4.3. Peroxisomal Proliferator-Activated Receptor-γ Coactivator 1 α (PGC-1α)

PGC-1α is a transcriptional coactivator of energy metabolism genes and a key regulator of mitochondrial biogenesis and function [140]. SUMO-1 conjugation at K138 inhibits PGC-1α transcriptional activity [141]. SENP1-mediated removal of SUMO-1 can recover the negative effects caused by SUMOylation and PGC-1α transcriptional activity [142]. PGC-1α is under the indirect control of DJ-1, mediated by pyrimidine tract-binding protein-associated splicing factor (PSF, Figure 3). DJ-1 inhibits SUMOylation of PSF, which in turn binds to PGC-1α and suppresses its transcriptional activity [143]. This demonstrates a link between oxidative stress and SUMO-mediated abnormal mitochondrial gene expression.

4.4. Parkin

Parkin is a ubiquitin E3 ligase, which is a crucial regulator of mitochondrial fission and fusion. Parkin can bind and ubiquitinate Drp1 to promote Drp1 degradation and prevent mitochondrial fission. This effect can be nullified by SUMOylation of parkin by SUMO-1. SUMO-1 conjugation results in parkin being translocated into the nucleus, reducing the amount available for activity in the mitochondria [144].

4.5. Parkin-Interacting Substrate (PARIS)
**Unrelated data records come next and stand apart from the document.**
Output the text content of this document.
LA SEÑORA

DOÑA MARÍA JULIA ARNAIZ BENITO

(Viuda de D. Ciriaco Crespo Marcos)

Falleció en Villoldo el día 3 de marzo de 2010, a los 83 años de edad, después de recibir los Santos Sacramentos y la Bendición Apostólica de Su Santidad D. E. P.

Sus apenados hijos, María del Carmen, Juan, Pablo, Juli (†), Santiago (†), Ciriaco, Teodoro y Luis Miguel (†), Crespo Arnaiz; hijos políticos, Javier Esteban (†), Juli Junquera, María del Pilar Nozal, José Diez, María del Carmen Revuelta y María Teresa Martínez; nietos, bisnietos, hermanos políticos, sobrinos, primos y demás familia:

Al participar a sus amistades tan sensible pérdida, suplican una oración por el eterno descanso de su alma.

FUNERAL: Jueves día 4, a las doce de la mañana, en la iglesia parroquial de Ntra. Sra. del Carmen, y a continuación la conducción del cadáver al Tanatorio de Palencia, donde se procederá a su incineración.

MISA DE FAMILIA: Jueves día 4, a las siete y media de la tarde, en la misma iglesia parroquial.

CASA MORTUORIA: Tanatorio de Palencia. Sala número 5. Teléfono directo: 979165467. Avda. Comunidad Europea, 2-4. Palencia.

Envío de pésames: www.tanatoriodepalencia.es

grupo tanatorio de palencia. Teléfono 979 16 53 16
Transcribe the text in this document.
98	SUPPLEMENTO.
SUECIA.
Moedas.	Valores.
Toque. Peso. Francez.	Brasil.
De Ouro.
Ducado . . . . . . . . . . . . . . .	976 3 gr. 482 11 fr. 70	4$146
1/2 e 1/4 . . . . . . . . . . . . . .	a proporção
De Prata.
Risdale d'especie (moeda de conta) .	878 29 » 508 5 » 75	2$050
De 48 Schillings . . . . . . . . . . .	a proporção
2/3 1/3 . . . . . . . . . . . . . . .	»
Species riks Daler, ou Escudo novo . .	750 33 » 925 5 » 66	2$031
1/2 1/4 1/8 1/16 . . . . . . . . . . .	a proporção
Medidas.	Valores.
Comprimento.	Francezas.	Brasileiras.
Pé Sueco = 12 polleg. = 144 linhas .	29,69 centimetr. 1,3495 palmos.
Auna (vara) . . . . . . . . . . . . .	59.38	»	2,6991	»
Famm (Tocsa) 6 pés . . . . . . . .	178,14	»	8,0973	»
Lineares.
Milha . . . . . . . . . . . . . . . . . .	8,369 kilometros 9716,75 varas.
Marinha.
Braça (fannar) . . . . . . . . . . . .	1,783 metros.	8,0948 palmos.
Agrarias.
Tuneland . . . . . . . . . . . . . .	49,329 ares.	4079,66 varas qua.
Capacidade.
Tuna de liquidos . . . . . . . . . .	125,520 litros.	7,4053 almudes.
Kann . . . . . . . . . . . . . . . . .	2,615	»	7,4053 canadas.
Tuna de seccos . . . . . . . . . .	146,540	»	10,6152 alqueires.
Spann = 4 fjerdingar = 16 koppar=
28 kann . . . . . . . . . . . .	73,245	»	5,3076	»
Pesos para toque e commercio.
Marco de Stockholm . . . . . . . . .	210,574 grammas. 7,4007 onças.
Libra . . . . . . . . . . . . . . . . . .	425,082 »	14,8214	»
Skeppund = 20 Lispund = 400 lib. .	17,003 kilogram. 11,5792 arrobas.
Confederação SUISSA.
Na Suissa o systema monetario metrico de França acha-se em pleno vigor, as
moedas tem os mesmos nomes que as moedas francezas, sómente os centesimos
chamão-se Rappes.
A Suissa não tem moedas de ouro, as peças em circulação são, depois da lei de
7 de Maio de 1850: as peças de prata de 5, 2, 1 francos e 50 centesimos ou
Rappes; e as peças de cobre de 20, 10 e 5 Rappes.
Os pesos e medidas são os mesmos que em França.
PARIS is a transcriptional repressor expression of PGC-1α. PARIS levels are regulated by the ubiquitin E3 ligase activity of parkin (Figure 3) [145]. PARIS is SUMOylated with SUMO1 and SUMO2/3 at K189 and K286, respectively, by PIASy, while the effects of SUMOylation are unclear and dependent on cell type. SUMOylation of HepG2 cells did not affect PARIS activity, while SH-SY5Y cells with 2KR PARIS mutations showed restoration of repression effects. Conversely, in HEK293 cells, 2KR mutants show increased transcriptional repression [146]. In subsequent studies, SUMOylation of PARIS with SUMO2/3 induced ubiquitination and proteasomal degradation, thereby relieving PARIS-mediated transcriptional repression [147]. Although there have been few direct connections between MDD and mitochondria-related SUMOylation, the above data show that SUMOylation plays a significant role in mitochondria-mediated neuronal health, and future studies into MDD-related mitochondrial dysfunction could reveal prospective methods of treatment.

5. Conclusions

Since its discovery in 1995, SUMOylation has been identified as a key regulator of many functions in eukaryotic cells. Although yet unclear, the above results do show that SUMOylation plays an integral role in the proper regulation of neural function. Recently, SUMOylation has been researched using non-neuronal models, showing promising results. An example would be the control of Fis1 localization in HeLa cells by SENP3-mediated SUMOylation or the localization of mitochondria in HEK-293 embryonic kidney cells by mitofusin1/2 mediated by SUMO2 modifications [137,148]. Mitophagy in neurons has recently been reviewed by Doxaki and Palikaras, indicating the importance of mitophagy in neuronal survival and cellular homeostasis [149]. As there are currently no studies on the effects of mitophagy-related SUMOylation on neuronal function, this seems to be a promising field for further study. In addition, chronic pain has been linked to depression in many clinical studies, with some reports stating that up to 85% of participants experiencing chronic pain are also affected by severe depression [150]. Recent studies have reported on the involvement of SUMOylation in pain regulation. One study showed that preventing SUMOylation of CRMP2, a NaV1.7 channel interacting protein, was antinociceptive in chronic and acute pain models using rodents [151]. A different study on neuropathic pain management reported that enhancing SUMOylation of DGCR8 elevated sensitivity to pain in rat models of spinal nerve ligation [152]. These results imply that targeting SUMOylation is a promising new approach for pain relief and antidepressant medication. Experiments with existing antidepressants have shown the integral role of SUMOylation. Tricyclic antidepressants inhibited FKBP51 (a glucocorticoid receptor inhibitor) SUMOylation by blocking interactions with PIAS4 and subsequently restoring glucocorticoid receptor activity [153]. Although inconclusive, recent advances have shown promising results, suggesting that targeting of SUMOylation-related enzymes or SUMOylated proteins may serve as a potential therapeutic target in the future.